The intra-Gulf dimension will remain central. The UAE and Saudi Arabia have embedded themselves in African economies through a model that blends sovereign wealth funds, state-linked conglomerates and security partnerships. Qatar is entering an arena where those two neighbours already possess networks across ports, logistics corridors, food systems and mining belts. That does not exclude a division of labour or selective cooperation in some markets, but in sectors such as copper, cobalt, lithium and strategic ports, competitive dynamics are likely to intensify. In the Horn of Africa, this pattern is already visible in overlapping Emirati, Saudi and Qatari engagements; similar dynamics may now develop in the Great Lakes and southern Africa.

African agency will shape the trajectory of Qatar’s “sub-Saharan game plan” as much as decisions taken in Doha. Governments in Kinshasa, Lusaka, Gaborone or Bujumbura are experienced in playing external powers against each other, from Cold War alignments to present-day manoeuvring between China, the United States and Europe. The emergence of a Qatar-Saudi-UAE triangle adds further degrees of freedom. Used skilfully, that triangle can provide leverage to negotiate stricter environmental safeguards, stronger local content and more transparent revenue-sharing in extractive and infrastructure projects. Handled poorly, it can deepen rent-seeking, encourage opaque side-payments to political elites and entrench enclaves of extraction with limited developmental spillovers.

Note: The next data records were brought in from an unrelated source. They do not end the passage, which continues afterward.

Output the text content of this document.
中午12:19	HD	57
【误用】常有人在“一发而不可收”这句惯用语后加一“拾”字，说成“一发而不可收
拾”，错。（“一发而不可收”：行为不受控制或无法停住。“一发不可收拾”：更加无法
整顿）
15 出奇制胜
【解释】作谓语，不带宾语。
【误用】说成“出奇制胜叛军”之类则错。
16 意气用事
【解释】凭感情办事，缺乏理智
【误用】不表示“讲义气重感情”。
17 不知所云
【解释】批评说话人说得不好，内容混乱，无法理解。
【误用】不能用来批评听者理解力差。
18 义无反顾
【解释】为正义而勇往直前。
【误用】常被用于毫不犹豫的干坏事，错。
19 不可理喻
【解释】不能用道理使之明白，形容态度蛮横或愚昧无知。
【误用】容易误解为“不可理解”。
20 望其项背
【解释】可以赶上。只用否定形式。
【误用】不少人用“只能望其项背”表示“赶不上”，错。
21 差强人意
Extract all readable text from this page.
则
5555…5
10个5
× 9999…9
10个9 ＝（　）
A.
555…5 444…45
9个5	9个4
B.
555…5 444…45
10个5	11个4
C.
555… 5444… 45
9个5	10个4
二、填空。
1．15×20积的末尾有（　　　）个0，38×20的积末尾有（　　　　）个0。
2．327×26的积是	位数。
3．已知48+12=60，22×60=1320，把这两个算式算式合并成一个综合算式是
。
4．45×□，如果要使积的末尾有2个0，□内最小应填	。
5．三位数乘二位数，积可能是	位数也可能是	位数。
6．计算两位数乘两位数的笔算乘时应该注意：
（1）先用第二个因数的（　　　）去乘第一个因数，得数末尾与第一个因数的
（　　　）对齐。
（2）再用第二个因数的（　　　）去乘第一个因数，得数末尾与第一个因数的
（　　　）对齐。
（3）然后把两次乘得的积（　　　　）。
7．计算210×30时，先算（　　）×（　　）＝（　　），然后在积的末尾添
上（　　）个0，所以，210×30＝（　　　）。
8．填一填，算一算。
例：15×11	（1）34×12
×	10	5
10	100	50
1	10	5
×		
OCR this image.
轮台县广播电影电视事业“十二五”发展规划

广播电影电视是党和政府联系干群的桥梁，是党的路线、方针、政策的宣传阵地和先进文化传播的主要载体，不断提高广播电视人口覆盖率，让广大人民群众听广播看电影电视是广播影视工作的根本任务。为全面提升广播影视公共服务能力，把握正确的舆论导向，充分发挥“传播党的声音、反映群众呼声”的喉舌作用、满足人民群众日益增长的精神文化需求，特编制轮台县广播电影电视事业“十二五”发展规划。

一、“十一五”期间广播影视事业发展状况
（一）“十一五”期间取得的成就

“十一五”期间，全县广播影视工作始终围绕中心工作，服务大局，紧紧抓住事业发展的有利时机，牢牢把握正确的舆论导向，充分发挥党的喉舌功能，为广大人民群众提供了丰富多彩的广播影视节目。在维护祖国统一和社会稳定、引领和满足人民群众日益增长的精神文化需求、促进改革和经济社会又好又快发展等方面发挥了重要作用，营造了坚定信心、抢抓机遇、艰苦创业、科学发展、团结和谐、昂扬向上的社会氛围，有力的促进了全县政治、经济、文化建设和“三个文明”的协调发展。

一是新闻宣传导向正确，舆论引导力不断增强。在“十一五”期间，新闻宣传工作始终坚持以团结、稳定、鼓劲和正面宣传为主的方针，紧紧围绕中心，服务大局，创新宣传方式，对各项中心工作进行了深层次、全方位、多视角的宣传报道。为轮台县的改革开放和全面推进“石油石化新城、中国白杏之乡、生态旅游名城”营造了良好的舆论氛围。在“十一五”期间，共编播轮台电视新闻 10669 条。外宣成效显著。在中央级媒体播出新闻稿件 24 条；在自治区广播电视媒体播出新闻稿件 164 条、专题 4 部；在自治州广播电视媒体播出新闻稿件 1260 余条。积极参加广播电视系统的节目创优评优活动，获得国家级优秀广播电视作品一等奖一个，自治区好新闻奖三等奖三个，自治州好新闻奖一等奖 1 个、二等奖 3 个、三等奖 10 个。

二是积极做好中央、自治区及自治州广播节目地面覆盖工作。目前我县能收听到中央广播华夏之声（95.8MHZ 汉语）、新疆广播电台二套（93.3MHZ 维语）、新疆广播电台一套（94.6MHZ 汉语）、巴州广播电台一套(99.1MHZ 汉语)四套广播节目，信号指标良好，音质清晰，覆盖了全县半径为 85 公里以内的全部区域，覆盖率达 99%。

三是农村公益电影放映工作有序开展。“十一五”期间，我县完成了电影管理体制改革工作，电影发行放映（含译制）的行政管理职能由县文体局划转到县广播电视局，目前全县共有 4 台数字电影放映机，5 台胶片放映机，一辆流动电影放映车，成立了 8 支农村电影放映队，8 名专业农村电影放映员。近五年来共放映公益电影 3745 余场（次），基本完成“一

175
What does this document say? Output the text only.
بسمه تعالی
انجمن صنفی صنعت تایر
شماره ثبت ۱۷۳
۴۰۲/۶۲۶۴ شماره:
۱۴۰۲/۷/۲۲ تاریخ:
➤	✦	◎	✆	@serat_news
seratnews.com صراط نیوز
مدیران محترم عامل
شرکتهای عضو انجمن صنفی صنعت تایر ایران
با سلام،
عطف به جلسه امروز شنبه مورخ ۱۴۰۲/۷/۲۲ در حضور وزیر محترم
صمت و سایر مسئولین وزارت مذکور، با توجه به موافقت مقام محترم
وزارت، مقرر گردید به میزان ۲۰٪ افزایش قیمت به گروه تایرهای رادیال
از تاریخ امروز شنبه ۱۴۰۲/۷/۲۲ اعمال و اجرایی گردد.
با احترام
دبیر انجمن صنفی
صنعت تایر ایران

Ultimately, Qatar’s engagement in sub-Saharan Africa will be judged less by the volume of its pledges than by the quality and durability of the projects that result and by the degree to which its mediation efforts in places like eastern Congo are seen as genuinely supporting peace rather than underwriting access to resources. The present moment is still one of fluidity. Much of the 100-billion-plus portfolio remains at the level of framework agreements and memoranda, and many host countries are waiting to see how quickly and on what terms they translate into disbursed funds, jobs and infrastructure. Whether Qatar becomes a long-term economic and political actor in central and southern Africa, or whether this episode is remembered primarily as a short-lived wave of announcements, will depend on that conversion from promise to delivery and on Doha’s ability to navigate a crowded and competitive field of external powers.